Sam wasn't unduly bothered. When your father is host to an alien and one of your best friends meditates instead of sleeping, you get used to people's idiosyncrasies pretty quickly. Nevertheless, she wanted to change the subject. "D'you come here often, then?" she said, cursing herself for the cliché.
Spike smiled to show he had noticed. "Oh, a fair bit. I was around here, hmm, about twenty years ago or so. Jim was having trouble with the contractor he'd paid to build this place - bastard took his money and worked about five minutes a day - so Jim, being a peaceable sort, came to me with the problem. I hired a bunch of Fyarl demons, clobbered the contractor until he agreed to work for free. So I pop in every now and then, yes." he concluded.
"You beat the contractor up." Sam said, keeping her face neutral.
"Oh, yes. Made quite the day of it." Spike said, face wistful. Clearly he was remembering the days when he could actually hit people, rather than having to get Buffy to do it.
It was about then that Sam realised what she was getting into. She liked Spike - Spike the man, that is, if such a creature could be said to exist - but Spike wasn't just a man. He was a killer, and not even a reformed one at that. If it wasn't for the chip on his head, he'd still be killing people now.
Dating Spike would be like dating a more personable version of Apophis.
Their food arrived at that point - Sam guessed that having four arms really did make cooking faster - but she asked Jim if she could make hers a takeaway. Jim nodded once and took her food away again.
Spike didn't say anything, just looked at Sam in such a way that she felt compelled to give an explanation of some sort. "I've just remembered I've got a plane to catch. I've got to give a lecture tomorrow." she said, aware of the low-quality of the excuse.
Spike clearly saw it too. His eyes narrowed, and he said "Can I walk you to the plane, then? Or drive you?" as Jim brought Sam's food back, this time ready to takeaway.
"No, no, I'm quite alright." Sam muttered, scooping up the food and rushing out.
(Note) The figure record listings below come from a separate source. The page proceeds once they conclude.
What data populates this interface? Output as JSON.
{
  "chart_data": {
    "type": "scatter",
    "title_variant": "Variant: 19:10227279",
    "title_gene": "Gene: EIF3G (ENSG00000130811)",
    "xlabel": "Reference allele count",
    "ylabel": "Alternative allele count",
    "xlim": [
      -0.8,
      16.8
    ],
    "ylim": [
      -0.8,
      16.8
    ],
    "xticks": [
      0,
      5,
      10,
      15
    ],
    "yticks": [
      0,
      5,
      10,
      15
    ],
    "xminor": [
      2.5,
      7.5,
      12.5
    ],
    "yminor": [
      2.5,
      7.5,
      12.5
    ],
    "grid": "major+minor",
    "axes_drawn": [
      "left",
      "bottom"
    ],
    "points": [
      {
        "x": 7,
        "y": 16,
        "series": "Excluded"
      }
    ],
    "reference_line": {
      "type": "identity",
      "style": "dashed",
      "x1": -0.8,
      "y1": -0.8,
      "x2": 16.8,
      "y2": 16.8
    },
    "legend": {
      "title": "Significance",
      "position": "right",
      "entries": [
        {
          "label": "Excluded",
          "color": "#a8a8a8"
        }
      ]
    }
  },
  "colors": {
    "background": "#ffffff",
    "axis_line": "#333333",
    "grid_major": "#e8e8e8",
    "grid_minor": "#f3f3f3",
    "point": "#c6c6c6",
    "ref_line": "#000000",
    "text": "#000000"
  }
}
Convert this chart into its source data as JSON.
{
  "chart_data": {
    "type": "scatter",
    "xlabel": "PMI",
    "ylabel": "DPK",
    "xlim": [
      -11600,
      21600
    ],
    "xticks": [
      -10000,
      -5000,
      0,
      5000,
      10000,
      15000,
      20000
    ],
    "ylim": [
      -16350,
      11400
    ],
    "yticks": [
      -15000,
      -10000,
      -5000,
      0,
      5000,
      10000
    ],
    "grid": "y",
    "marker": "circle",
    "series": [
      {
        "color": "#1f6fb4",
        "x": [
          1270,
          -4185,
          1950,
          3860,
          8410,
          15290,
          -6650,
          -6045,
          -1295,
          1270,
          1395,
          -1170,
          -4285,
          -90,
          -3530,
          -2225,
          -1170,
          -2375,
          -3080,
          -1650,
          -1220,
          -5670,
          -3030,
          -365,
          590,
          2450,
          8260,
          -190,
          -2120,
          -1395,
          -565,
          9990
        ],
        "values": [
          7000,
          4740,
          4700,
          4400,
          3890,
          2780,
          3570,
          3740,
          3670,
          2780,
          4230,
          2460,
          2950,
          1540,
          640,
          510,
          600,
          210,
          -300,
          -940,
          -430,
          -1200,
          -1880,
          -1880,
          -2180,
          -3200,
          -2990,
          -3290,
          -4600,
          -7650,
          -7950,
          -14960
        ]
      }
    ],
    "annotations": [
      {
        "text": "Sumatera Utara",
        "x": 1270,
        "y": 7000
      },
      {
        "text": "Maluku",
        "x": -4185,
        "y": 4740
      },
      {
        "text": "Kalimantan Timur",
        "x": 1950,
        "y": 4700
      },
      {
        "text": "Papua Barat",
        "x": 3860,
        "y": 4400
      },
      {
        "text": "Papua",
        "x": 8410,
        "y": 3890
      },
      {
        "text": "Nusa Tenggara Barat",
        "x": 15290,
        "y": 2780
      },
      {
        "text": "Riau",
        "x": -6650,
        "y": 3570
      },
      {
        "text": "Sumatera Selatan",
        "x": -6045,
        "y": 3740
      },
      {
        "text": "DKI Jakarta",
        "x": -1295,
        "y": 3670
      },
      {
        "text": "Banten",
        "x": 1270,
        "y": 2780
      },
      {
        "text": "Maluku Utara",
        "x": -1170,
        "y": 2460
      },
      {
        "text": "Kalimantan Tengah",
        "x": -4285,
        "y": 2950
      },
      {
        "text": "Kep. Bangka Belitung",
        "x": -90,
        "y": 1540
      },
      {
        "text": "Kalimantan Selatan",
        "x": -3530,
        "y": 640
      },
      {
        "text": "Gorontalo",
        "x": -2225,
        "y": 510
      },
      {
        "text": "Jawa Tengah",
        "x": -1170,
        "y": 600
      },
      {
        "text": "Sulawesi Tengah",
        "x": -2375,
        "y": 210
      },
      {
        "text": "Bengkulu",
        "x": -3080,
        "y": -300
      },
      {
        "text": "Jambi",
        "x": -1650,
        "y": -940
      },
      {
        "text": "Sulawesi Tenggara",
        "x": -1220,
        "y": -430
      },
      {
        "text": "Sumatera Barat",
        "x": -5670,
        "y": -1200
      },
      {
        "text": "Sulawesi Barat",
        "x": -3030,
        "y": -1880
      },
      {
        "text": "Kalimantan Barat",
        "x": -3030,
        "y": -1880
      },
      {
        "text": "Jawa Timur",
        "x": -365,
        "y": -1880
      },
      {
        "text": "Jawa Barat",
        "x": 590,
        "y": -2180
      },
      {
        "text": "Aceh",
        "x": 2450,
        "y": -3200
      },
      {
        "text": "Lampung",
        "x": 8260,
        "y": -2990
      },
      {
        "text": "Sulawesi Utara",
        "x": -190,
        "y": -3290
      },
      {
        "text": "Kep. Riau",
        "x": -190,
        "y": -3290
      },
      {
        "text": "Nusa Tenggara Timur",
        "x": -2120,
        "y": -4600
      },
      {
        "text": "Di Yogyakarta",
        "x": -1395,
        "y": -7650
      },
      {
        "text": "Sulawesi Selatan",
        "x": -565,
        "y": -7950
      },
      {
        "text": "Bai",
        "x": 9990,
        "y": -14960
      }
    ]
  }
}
Spike watched her go, then shook his head. "What did I say?" he asked to the room in general. But the only answer he got was a four-armed shrug from Jim.
Sam realised the source of the vague melancholy that had been bothering her all day. Recently, she'd given up any chance of Jack, or she'd thought she had. But she hadn't, not yet. Perhaps not for a long time.
Perhaps Sam was being over-sensitive about Spike. Perhaps she wasn't. It didn't unduly matter, because, either way, Sam hadn't the faintest clue what to do with her personal life. The truth was, she never had. That was why she threw herself so into her work.
Like Sam and Spike, Oz and Willow's day wasn't exactly filled with happiness. Fraught with awkward moments would be closer to the truth. Or at least, that's how they had been around their friends. Slowly, over the course of the day, as the pair went and did the things that they used to do when they were alone together, things got progressively less and less awkward.
Eventually, they reached the point where it wasn't awkward at all.